The best companies for long-term investors are able to reinvent themselves in order to keep up with the times. NCR (VYX 1.09%), which began its history more than 130 years ago as the National Cash Register Company, revolutionized the way sales clerks accepted payment with the first mechanical cash registers. Yet NCR never saw itself as solely a cash register manufacturer, and the company has evolved into a global leader in consumer transaction technology, seeking to offer not only hardware but also software and integrated solutions to make the billions of daily interactions between consumers and businesses run more smoothly and efficiently.

How NCR has evolved

NCR has a long history of expansion beyond its namesake niche. In the 1950s, the company began to pursue electronic applications for business machines, creating the first fully transistorized business computer. Later, advances in liquid crystal displays began the evolution away from fully mechanical hardware toward digital cash registers and other equipment.

In 1974, NCR adopted its current name, recognizing that it needed an identity beyond its cash register roots. Innovations ranging from bar-code scanners to data warehousing products expanded NCR's reach, and AT&T (T -1.21%) bought the company in the early 1990s before spinning off what had become its global information systems unit into an independent company in 1997.

NCR automated terminals.

Image source: NCR.

Subsequent strategic moves added to NCR's expertise while focusing on higher-margin opportunities. Over the past 20 years, the company has increased its software and services expertise, differentiating itself from pure hardware providers and taking advantage of demand for cloud computing and data analytics applications. Yet NCR has also aimed at every aspect of business-customer financial transactions, ranging from self-service checkout and point-of-sale transaction technology to more advanced automated teller machines. With the rise in mobile-based payment systems, NCR has correctly seen how mobile devices can play an instrumental role not just in payment systems but in all aspects of how businesses and customers interact.

How NCR has fared lately

Most recently, NCR has adapted to the changing tides of the industries it serves, and its performance reflects this change. The transaction technology specialist has seen a rising share of its sales come from the services it provides rather than the products it sells, with growth rates in 2016 for services revenue quadrupling the corresponding growth in product-based sales. NCR has also been able to reduce the costs involved in providing those services, and that helped boost the company's overall gross margin from just over 23% in 2015 to more than 27% last year.

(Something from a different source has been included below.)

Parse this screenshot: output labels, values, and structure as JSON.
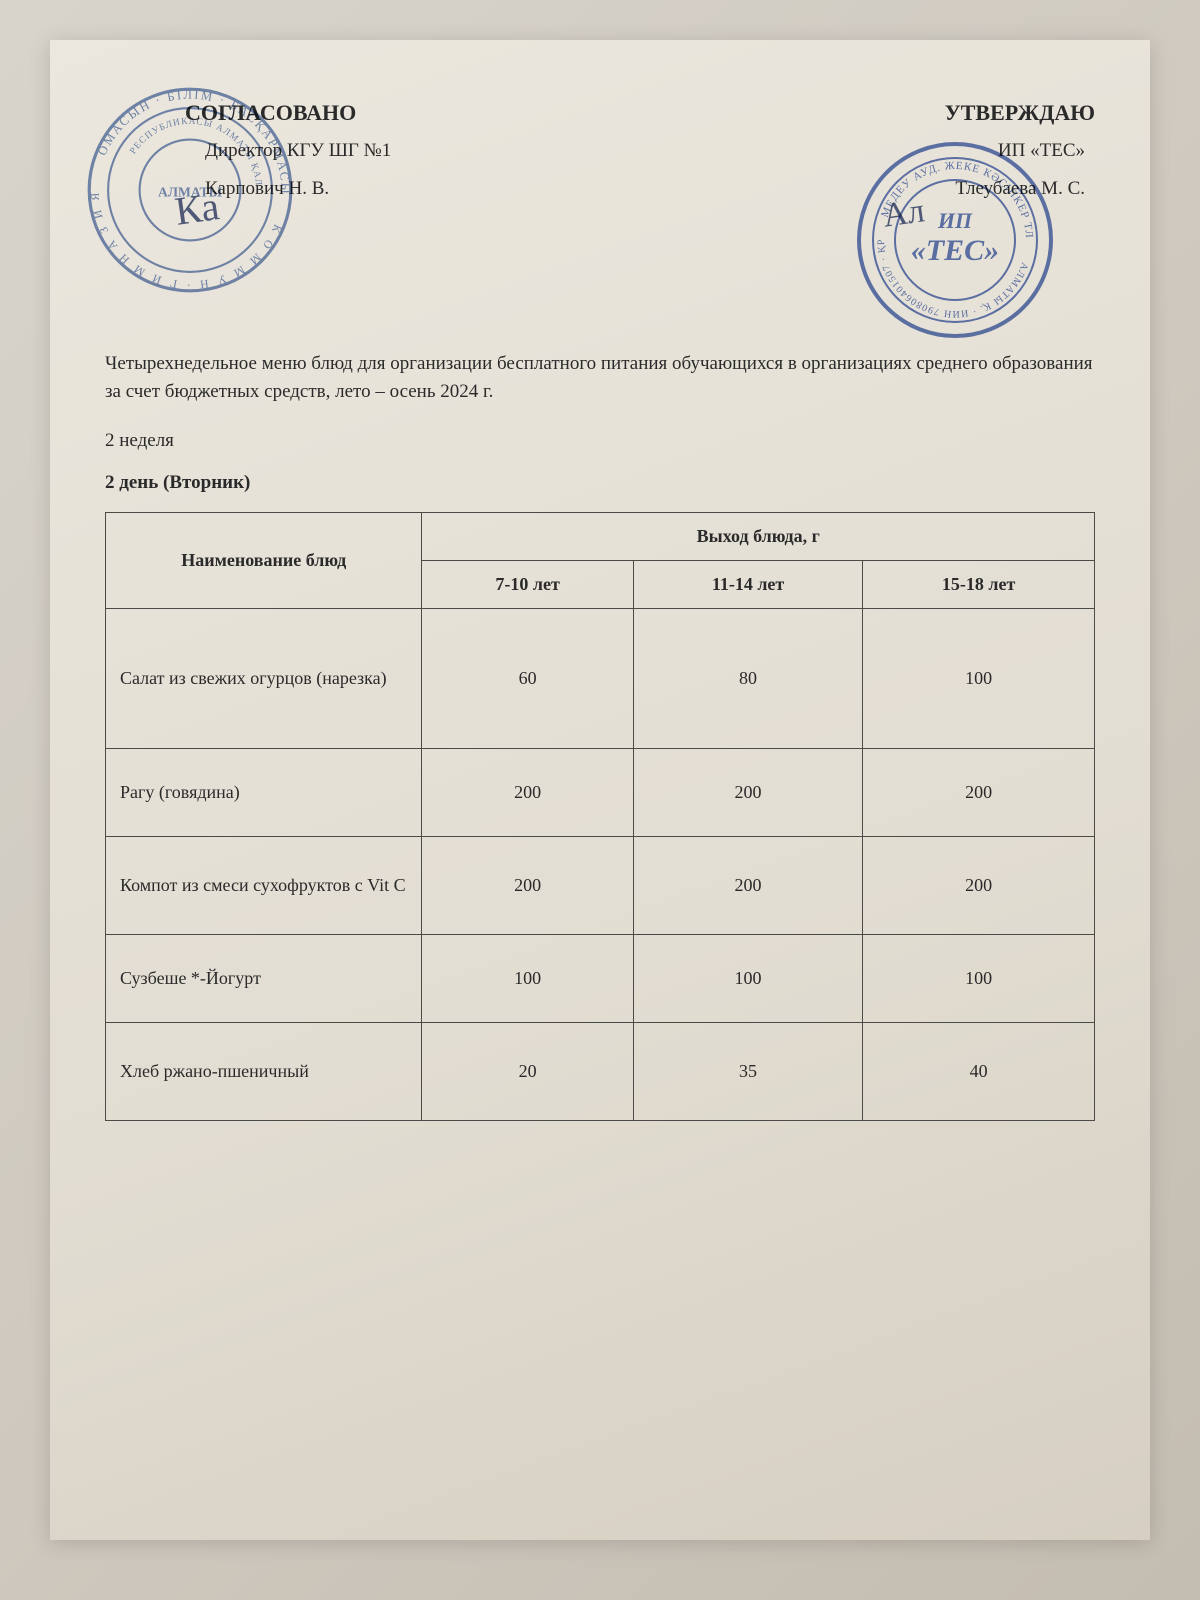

NCR's 2017 results, in particular, reflect the company's transformation. Hardware-related revenue has been down sharply, largely in response to the sale of the company's interactive printer solutions business, but also because of pullbacks in sales of ATMs. Yet even within the hardware segment, sales of self-checkout machines and mobile-enabled point-of-sale transaction equipment have soared, as retailers seek solutions to improve their own efficiency.

Person scanning groceries at a self-checkout kiosk.

Image source: NCR.

More importantly for the long run, NCR has taken advantage of industry trends allowing it to capture more of its revenue on a recurring basis. The revenue that NCR gets from software licensing fees tends to be extremely volatile, with a 30% rise in the first quarter of 2017 giving way to a 6% drop in the second quarter. Yet NCR's take from cloud offerings and professional services software has steadily increased, and the services segment has been able to help stabilize the company in a difficult environment for much of its customer base with its solid gains.

CEO Bill Nuti is fully mindful of the transformation that NCR has already seen and will continue to experience in the years ahead. Businesses need to be able to handle both in-person transactions and e-commerce, and NCR's omni-channel software offerings aim to make it easier for its business clients to interact with their customers. Mobile and interactive devices offer opportunities not just to make transactions more efficient but also to gather data that businesses can use to identify ways to boost their sales and profits. As brick-and-mortar retailers adapt to the impact that e-commerce has had on the industry, NCR's products and services will need to stay on the cutting edge of innovation in order to help the company's clients compete effectively.

Why NCR is a promising investment right now

In finding strong long-term recommendations, it's often auspicious to identify companies when they're going through short-term challenges. NCR has seen its stock suffer in 2017 because of sluggish sales, with the company posting a year-over-year top-line decline in its most recent quarterly financial report. Many traders seem not to appreciate the lumpy nature of much of NCR's revenue, and the company pointed to expected boosts to software license revenue and greater customer rollouts of automated teller machines in the second half of the year to help make full-year results look stronger. Even so, the stock trades at just 10 to 11 times NCR's adjusted earnings expectations for 2017, and that valuation seems to penalize the company, and indicates skepticism about NCR's future growth entirely.

What's far more important for NCR is ensuring that it stays on the cutting edge of business-customer relationship technology, both in the rapidly evolving payments space and in other applications like self-checkout and e-commerce. In a highly competitive industry, the right tools will create big advantages for their users. If NCR can build on its legacy of innovation to provide those tools, then its combination of expanding scope, dedicated management, and attractive valuation can make it a smart investment for the long haul.